InfluxDB has finally forayed into a support system that allows developers to write queries in SQL through this new time-series machine. As is known, SQL is one of the most popular database operating languages. Earlier, InfluxDB allowed developers to write queries with the API (Application Programming Language), Flux, and InfluxQL. Flux is built on Open Source, and it is a standalone scripting & query language that focuses on Code Reuse. It is optimized for Extract, Transform, and Load (ETL), as per InfluxDB. InfluxQL is another query language with an SQL-like Syntax. Adding proper support for SQL helps with applying real-time data solutions. It boosts the adoption rates through the intelligent use of existing teams to add new cases when SQL support is obtained. All these query languages get accessed through the DataFusion Query Engine. It helps with extensible query planning, optimization, and execution framework written in Rust which uses Apache Arrow as its in-memory format. The new time-series engine increases the observing ability, which includes traces, logs, and metrics.
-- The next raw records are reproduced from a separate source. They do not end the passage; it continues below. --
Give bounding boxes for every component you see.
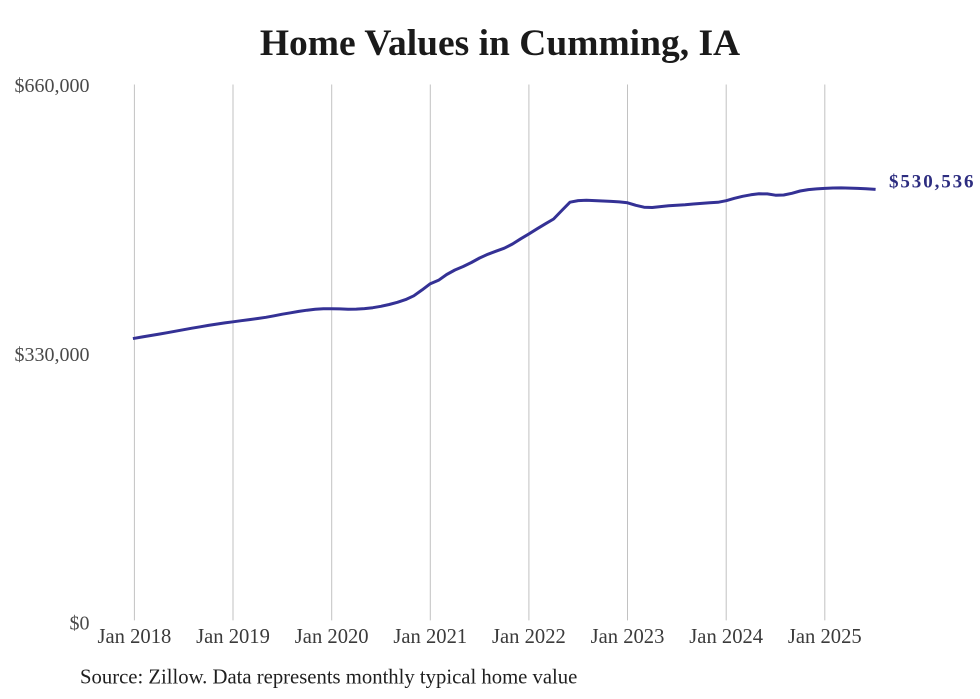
svg-text:Jan 2020: Jan 2020 [295, 626, 369, 648]
svg-text:Home Values in Cumming, IA: Home Values in Cumming, IA [260, 23, 740, 64]
svg-text:$530,536: $530,536 [889, 172, 975, 193]
svg-text:$0: $0 [70, 613, 90, 635]
svg-text:Source: Zillow. Data represent: Source: Zillow. Data represents monthly … [80, 666, 577, 688]
svg-text:Jan 2021: Jan 2021 [393, 626, 467, 648]
svg-text:Jan 2022: Jan 2022 [492, 626, 566, 648]
svg-text:Jan 2018: Jan 2018 [98, 626, 172, 648]
svg-text:$330,000: $330,000 [15, 344, 90, 366]
svg-text:$660,000: $660,000 [15, 75, 90, 97]
svg-text:Jan 2019: Jan 2019 [196, 626, 270, 648]
svg-text:Jan 2025: Jan 2025 [788, 626, 862, 648]
svg-text:Jan 2023: Jan 2023 [591, 626, 665, 648]
svg-text:Jan 2024: Jan 2024 [689, 626, 763, 648]
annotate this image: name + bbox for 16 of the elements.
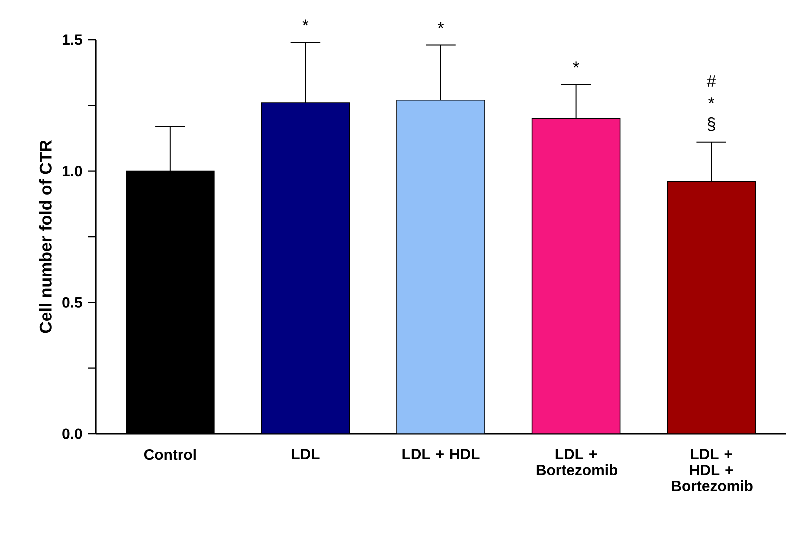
annotation: #: [706, 76, 716, 88]
x-tick-label: LDL + HDL: [402, 449, 480, 460]
x-tick-label: LDL + HDL + Bortezomib: [672, 449, 753, 492]
y-tick-label: 1.5: [62, 34, 82, 46]
text: *: [438, 22, 444, 28]
x-tick-label: LDL: [292, 449, 320, 460]
annotation: *: [573, 62, 580, 68]
x-tick-label: LDL + Bortezomib: [536, 449, 618, 476]
y-axis-title: Cell number fold of CTR: [39, 140, 52, 334]
y-tick-label: 0.5: [62, 297, 82, 308]
y-tick-label: 1.0: [62, 166, 82, 177]
annotation: §: [708, 118, 716, 132]
annotation: *: [708, 98, 715, 104]
x-tick-label: Control: [144, 449, 196, 460]
y-tick-label: 0.0: [62, 428, 82, 440]
text: *: [302, 20, 309, 26]
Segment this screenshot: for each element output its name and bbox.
All the query languages, according to the company, can be accessed via the DataFusion query engine—which is an extensible query planning, optimization, and execution framework, written in Rust, that uses Apache Arrow as its in-memory format.

Conclusion

InfluxDB launched a new time-series engine that is built on Rust and allows SQL as a query language apart from others. This revolutionary technology in real-time databases increases the performance and makes it easier to scale through. Thus, the focus lies in improving the functioning of time-series engines and its databases, which becomes beneficial for many organizational enterprises and companies.